Impeachment managers: Trial is referendum on Trump ever holding office again

Source: Politico | January 17, 2021 | Nolan D. McCaskill

Conviction of the soon-to-be former president will require the votes of at least 17 Republicans in an evenly divided Senate.

A House impeachment manager acknowledged on Sunday that one reason for charging President Donald Trump with incitement of insurrection was to prevent the outgoing commander in chief from trying to become president again.

“One of the other purposes of impeachment in this case is to make sure that President Trump is not able to run for federal office again, that he’s not able to seek the presidency,” Rep. Joaquin Castro (D-Texas) told George Stephanopoulos on ABC’s “This Week.”

“The reason for that is that somebody who incited a riot, an attempted coup of the United States government, should not be president again,” he continued. “So it’s not just about making sure that there are consequences to his behavior. Certainly it’s that, but even after he’s left office, it’s also making sure that he can’t run for president again.”

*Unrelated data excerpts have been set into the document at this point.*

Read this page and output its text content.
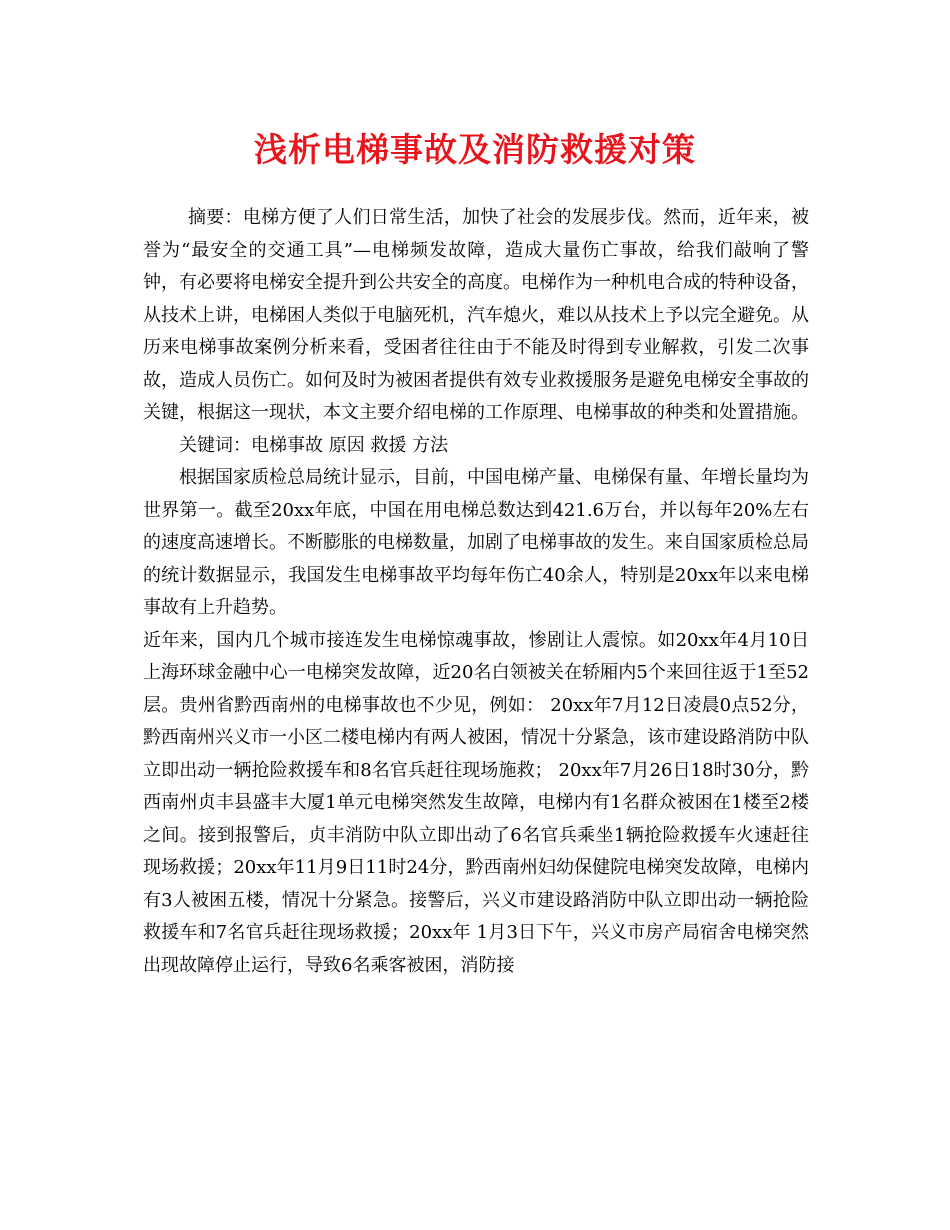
浅析电梯事故及消防救援对策

摘要：电梯方便了人们日常生活，加快了社会的发展步伐。然而，近年来，被誉为“最安全的交通工具”—电梯频发故障，造成大量伤亡事故，给我们敲响了警钟，有必要将电梯安全提升到公共安全的高度。电梯作为一种机电合成的特种设备，从技术上讲，电梯困人类似于电脑死机，汽车熄火，难以从技术上予以完全避免。从历来电梯事故案例分析来看，受困者往往由于不能及时得到专业解救，引发二次事故，造成人员伤亡。如何及时为被困者提供有效专业救援服务是避免电梯安全事故的关键，根据这一现状，本文主要介绍电梯的工作原理、电梯事故的种类和处置措施。

关键词：电梯事故 原因 救援 方法

根据国家质检总局统计显示，目前，中国电梯产量、电梯保有量、年增长量均为世界第一。截至20xx年底，中国在用电梯总数达到421.6万台，并以每年20%左右的速度高速增长。不断膨胀的电梯数量，加剧了电梯事故的发生。来自国家质检总局的统计数据显示，我国发生电梯事故平均每年伤亡40余人，特别是20xx年以来电梯事故有上升趋势。

近年来，国内几个城市接连发生电梯惊魂事故，惨剧让人震惊。如20xx年4月10日上海环球金融中心一电梯突发故障，近20名白领被关在轿厢内5个来回往返于1至52层。贵州省黔西南州的电梯事故也不少见，例如： 20xx年7月12日凌晨0点52分，黔西南州兴义市一小区二楼电梯内有两人被困，情况十分紧急，该市建设路消防中队立即出动一辆抢险救援车和8名官兵赶往现场施救； 20xx年7月26日18时30分，黔西南州贞丰县盛丰大厦1单元电梯突然发生故障，电梯内有1名群众被困在1楼至2楼之间。接到报警后，贞丰消防中队立即出动了6名官兵乘坐1辆抢险救援车火速赶往现场救援；20xx年11月9日11时24分，黔西南州妇幼保健院电梯突发故障，电梯内有3人被困五楼，情况十分紧急。接警后，兴义市建设路消防中队立即出动一辆抢险救援车和7名官兵赶往现场救援；20xx年 1月3日下午，兴义市房产局宿舍电梯突然出现故障停止运行，导致6名乘客被困，消防接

Castro is one of the nine impeachment managers House Speaker Nancy Pelosi (D-Calif.) announced last week, shortly before Democrats and 10 Republicans voted to impeach the president for inciting a deadly attack on the Capitol on Jan. 6. Led by Rep. Jamie Raskin (D-Md.), the lawmakers will serve as prosecutors in the looming impeachment trial in the Senate, which isn’t expected to begin until after Joe Biden is sworn in as president on Wednesday.

But interviews across the Sunday political talk shows indicate that the trial could serve as a referendum on whether Trump should be able to seek federal office again, a decision that could affect his grip on the party and reshape the future of the GOP.

“The Constitution, of course, talks about conviction, removal and disqualification from holding further public office,” Raskin told CNN’s Jake Tapper on “State of the Union.”

Raskin described Trump’s actions — the president falsely claimed for months that the election was stolen from him and even sought to pressure elections officials to overturn the results before encouraging a mob of supporters to march to the Capitol as Congress was set to certify the electoral count — as “the most serious presidential crime” in American history and “the most dangerous crime by a president ever committed against the United States.”

He argued that Congress shouldn’t set a precedent allowing outgoing presidents to incite insurrections to become dictators and avoid impeachment and conviction if the coup attempts are unsuccessful “because we just want to let bygones be bygones.”